I am zooming out and showing the daily chart in order to better show the triangle that is forming (and has been underway since October 2008) as wave 4. Taking up over the 3 months now, the break from this triangle should be violent. Near term, I favor a drop below 1.2020 in order to complete wave e (triangles are labeled a-b-c-d-e). Aggressive traders may wish to trade the short side against the 1.2387 but the highest probability strategy is to wait for wave e to end before attempting a long position (maybe later this week or early next week) against 1.1459 for a move upwards of 1.40.


Short term structure is not clear in the AUDUSD. This is often a sign that a correction is unfolding.

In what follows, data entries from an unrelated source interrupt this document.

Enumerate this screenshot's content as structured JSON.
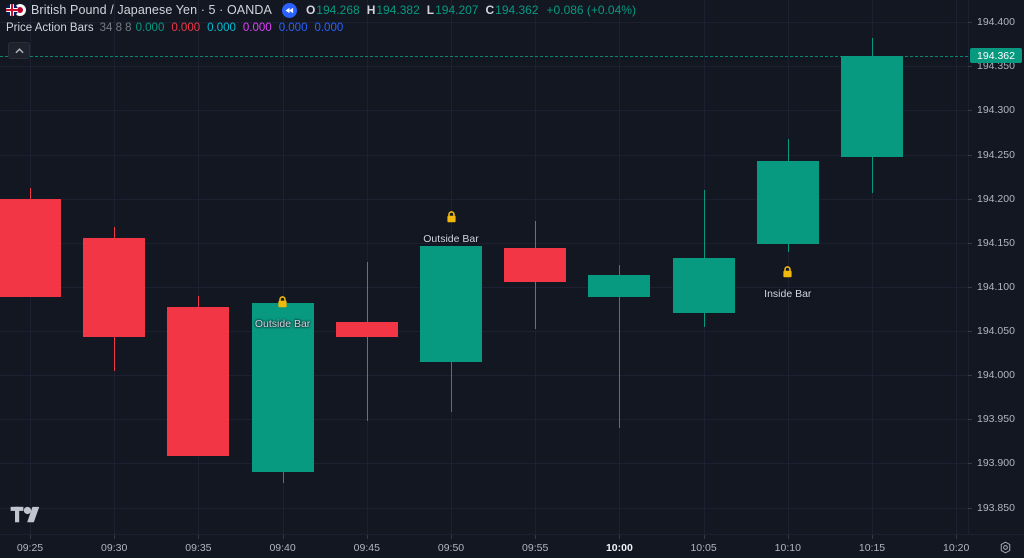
{
  "header": {
    "symbol_title": "British Pound / Japanese Yen · 5 · OANDA",
    "flag_icon": "gbp-jpy-flag-pair-icon",
    "replay_icon": "replay-rewind-icon",
    "ohlc": {
      "o_label": "O",
      "o_value": "194.268",
      "h_label": "H",
      "h_value": "194.382",
      "l_label": "L",
      "l_value": "194.207",
      "c_label": "C",
      "c_value": "194.362",
      "change": "+0.086 (+0.04%)"
    },
    "indicator": {
      "name": "Price Action Bars",
      "params": "34 8 8",
      "values": [
        "0.000",
        "0.000",
        "0.000",
        "0.000",
        "0.000",
        "0.000"
      ],
      "colors": [
        "#089981",
        "#f23645",
        "#00bcd4",
        "#e040fb",
        "#2962ff",
        "#2962ff"
      ]
    },
    "collapse_icon": "chevron-up-icon"
  },
  "footer": {
    "logo": "tradingview-logo",
    "settings_icon": "time-axis-settings-icon"
  },
  "colors": {
    "background": "#131722",
    "grid": "#1c2030",
    "up": "#089981",
    "down": "#f23645",
    "text": "#d1d4dc",
    "muted": "#b2b5be",
    "accent": "#2962ff",
    "marker": "#f0b90b"
  },
  "chart_data": {
    "type": "candlestick",
    "title": "British Pound / Japanese Yen · 5 · OANDA",
    "xlabel": "",
    "ylabel": "",
    "ylim": [
      193.82,
      194.425
    ],
    "grid": true,
    "legend": "none",
    "price_axis_ticks": [
      "194.400",
      "194.350",
      "194.300",
      "194.250",
      "194.200",
      "194.150",
      "194.100",
      "194.050",
      "194.000",
      "193.950",
      "193.900",
      "193.850"
    ],
    "price_axis_values": [
      194.4,
      194.35,
      194.3,
      194.25,
      194.2,
      194.15,
      194.1,
      194.05,
      194.0,
      193.95,
      193.9,
      193.85
    ],
    "current_price": "194.362",
    "current_price_value": 194.362,
    "time_ticks": [
      "09:25",
      "09:30",
      "09:35",
      "09:40",
      "09:45",
      "09:50",
      "09:55",
      "10:00",
      "10:05",
      "10:10",
      "10:15",
      "10:20"
    ],
    "time_tick_bold": "10:00",
    "candles": [
      {
        "time": "09:25",
        "open": 194.2,
        "high": 194.212,
        "low": 194.088,
        "close": 194.088,
        "dir": "down"
      },
      {
        "time": "09:30",
        "open": 194.155,
        "high": 194.168,
        "low": 194.005,
        "close": 194.043,
        "dir": "down"
      },
      {
        "time": "09:35",
        "open": 194.077,
        "high": 194.09,
        "low": 193.908,
        "close": 193.908,
        "dir": "down"
      },
      {
        "time": "09:40",
        "open": 193.89,
        "high": 194.082,
        "low": 193.878,
        "close": 194.082,
        "dir": "up"
      },
      {
        "time": "09:45",
        "open": 194.043,
        "high": 194.128,
        "low": 193.948,
        "close": 194.06,
        "dir": "down"
      },
      {
        "time": "09:50",
        "open": 194.015,
        "high": 194.146,
        "low": 193.958,
        "close": 194.146,
        "dir": "up"
      },
      {
        "time": "09:55",
        "open": 194.144,
        "high": 194.175,
        "low": 194.052,
        "close": 194.105,
        "dir": "down"
      },
      {
        "time": "10:00",
        "open": 194.113,
        "high": 194.125,
        "low": 193.94,
        "close": 194.088,
        "dir": "up"
      },
      {
        "time": "10:05",
        "open": 194.07,
        "high": 194.21,
        "low": 194.055,
        "close": 194.133,
        "dir": "up"
      },
      {
        "time": "10:10",
        "open": 194.148,
        "high": 194.268,
        "low": 194.14,
        "close": 194.243,
        "dir": "up"
      },
      {
        "time": "10:15",
        "open": 194.247,
        "high": 194.382,
        "low": 194.207,
        "close": 194.362,
        "dir": "up"
      }
    ],
    "annotations": [
      {
        "label": "Outside Bar",
        "icon": "lock-icon",
        "time": "09:40"
      },
      {
        "label": "Outside Bar",
        "icon": "lock-icon",
        "time": "09:50"
      },
      {
        "label": "Inside Bar",
        "icon": "lock-icon",
        "time": "10:10"
      }
    ]
  }
}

The decline from .7275 could be a B wave of a flat or triangle that began at the October low. There is also an extremely bearish count that places a wave (2) (or B) high at .7275; this count is valid as long as price is below .6737. A push above there would favor a larger corrective advance, perhaps above .7275 in order to complete a flat. Short term structure is bullish above .6351.


There is a clear '5' down from the 2008 high and a corrective advance from the 2008 low to .6090. The decline from there is probably the first leg of the next bearish cycle. An advance, albeit a corrective one, would likely reach the .5380-.5551 zone. The count is similar to the EURUSD count in that the first wave of the next bear leg may be complete and a recovery is expected prior to resumption of the downtrend.